Bundan sonra Suriye’de olabilecek şey, biraz da Irak’ta olmuş olanların tekrarı olacaktır. ABD’nin 2003 müdahalesinden sonra, Irak’ta Sünni ve Şiiler arasındaki temel kavga nedeni, Bağdat’ın kimlerde kalacağı konusuydu. Şimdi de Suriye’deki kavga Şam ve Halep üzerinde, ancak ağırlıklı olarak da Halep üzerinde olacaktır. Rusya’nın müdahalesinden önce Esad yönetimi, Şam’ın da dâhil edilmeye çalışılacağı, ağırlıklı olarak Akdeniz’e sahildar bir Alevi devletine fit idi. Lâkin İran ve Hizbullah’ın ülkedeki etkinliği ve son olarak Rusya’nın sahaya inmesi, dengeleri ağırlıklı olarak Esad’dan yana çevirmiş bulunmakta.

 

Türkiye 1 Mart tezkeresiyle kaybetmedi

 

Gelelim, Sayın Cumhurbaşkanının sözleri ve Suriye’ye karadan müdahale konusuna. Şüphesiz Türkiye güçlü bir ülke ve İran’ın, Suudi Arabistan gibi alaya alacağı bir devlet değil.
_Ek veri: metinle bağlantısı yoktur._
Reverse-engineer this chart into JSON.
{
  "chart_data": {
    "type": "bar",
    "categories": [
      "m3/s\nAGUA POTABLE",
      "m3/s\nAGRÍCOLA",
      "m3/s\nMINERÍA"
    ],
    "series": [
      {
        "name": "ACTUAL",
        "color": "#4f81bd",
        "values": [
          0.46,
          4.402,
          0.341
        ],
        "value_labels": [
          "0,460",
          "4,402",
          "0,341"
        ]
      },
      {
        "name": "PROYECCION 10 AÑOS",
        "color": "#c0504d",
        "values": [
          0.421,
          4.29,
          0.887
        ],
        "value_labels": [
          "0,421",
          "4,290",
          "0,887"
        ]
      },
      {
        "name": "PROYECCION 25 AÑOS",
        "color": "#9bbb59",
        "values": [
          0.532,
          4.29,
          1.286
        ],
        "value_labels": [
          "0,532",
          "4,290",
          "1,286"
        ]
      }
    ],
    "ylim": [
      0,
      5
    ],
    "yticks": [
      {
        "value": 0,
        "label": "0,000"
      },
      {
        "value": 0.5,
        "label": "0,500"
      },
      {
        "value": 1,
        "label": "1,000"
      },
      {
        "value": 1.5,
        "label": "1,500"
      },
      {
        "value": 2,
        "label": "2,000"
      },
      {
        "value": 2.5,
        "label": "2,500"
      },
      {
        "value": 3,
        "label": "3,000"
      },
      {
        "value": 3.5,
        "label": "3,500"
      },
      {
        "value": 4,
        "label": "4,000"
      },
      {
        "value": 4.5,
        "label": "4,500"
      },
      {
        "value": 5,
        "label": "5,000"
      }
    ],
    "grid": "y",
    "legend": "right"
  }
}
Karadan müdahale edebilir ve Rusya ile bir savaşa da girebilir.  Eğer Türkiye, biz zamanında Irak’a müdahale etmedik, ancak zararlı çıktık hesabını yapıyorsa, bence “devlet aklı” öncelikle bu hesabın iyi bir “sağlamasını” yapmalıdır. Bana göre Türkiye, 1 Mart tezkeresini reddetmekle Irak meselesinde en kârlı ülke olarak çıktı.  Şayet Suriye politikasında,  Kürtler Irak’taki gibi bir statü elde etmemeli mantığıyla hareket edilirse, bundan ne Türkler ne de Kürtler kazançlı çıkar. Görünen o ki Suriye sınırında, Türkiye’nin açıktan destek verdiği ÖSO denetiminde bir egemenlik sahası olmayacak.  Rusya, Kobani ve Afrin arasındaki bölgeyi ya Esad yönetimine veya Kürtlere bırakacak. Üstelik Türkiye kısa vadede Esad ile PYD arasında bir tercih yapmak durumunda da kalabilir.

 

Ancak ben her şeye rağmen Türkiye’nin halen Suriye Kürtlerini kazanabileceğini; Kürtleri kazanmış bir ülke olarak Irak’ta olduğu gibi en kazançlı ülke olabileceğini düşünüyorum. Bu bağlamda, Suriye Kürtlerinin çok-renkli ve çok-sesli yapısını da göz ardı etmemek gerek; unutulmamalıdır ki bu parçada çok güçlü bir KDP geleneği var. Millî bilinç düzeyleri oldukça yüksek olan Suriye Kürtleri, bugün askeri anlamda YPG ile hareket etseler de,  yarın ilk fırsatta aynen Irak Kürtleri gibi kendi kendilerini yönetmek ve Türkiye ile iyi ilişkiler geliştirmek isteyecekleridir. Kısacası, neo-Kemalist bir yapılanmanın Suriye Kürtleri içinde maya tutacağını sanmıyorum.

 

Suriye’ye giren Suriyelileşir

 

Evet, Suriye’deki vekâlet savaşı, doğrudan bir savaştan çok daha maliyetli olmaya başladı. Türkiye, Suriye Kürtlerinin belirli bir statü kazanmasını kendisi için bir tehdit değil, aslında bir fırsat olarak algıladığında, Suriye’de işler biraz daha erken yola girer. Ancak Suudi Arabistan’ın Suriye’ye 150 bin asker göndermesiyle orada İran ve Rusya ile bir vekâlet savaşını sürdürmenin de bir anlamı yok. Artık İran ve Suudi Arabistan sahaya inmeli; kozlarını Suriye ve Yemen’de değil, doğrudan doğruya kendi toprakları üzerinde paylaşmalı. Çünkü Suriye’deki vekâlet savaşı bitti. Son olarak, Türkiye’nin Irak ve Suriye ile aynı etnik ve mezhepsel fay hattı üzerinde bulunduğunu; Suriye’ye giren sınırdaş bir ülkenin “Suriyelileşeceğini” de hatırlatmakta yarar var.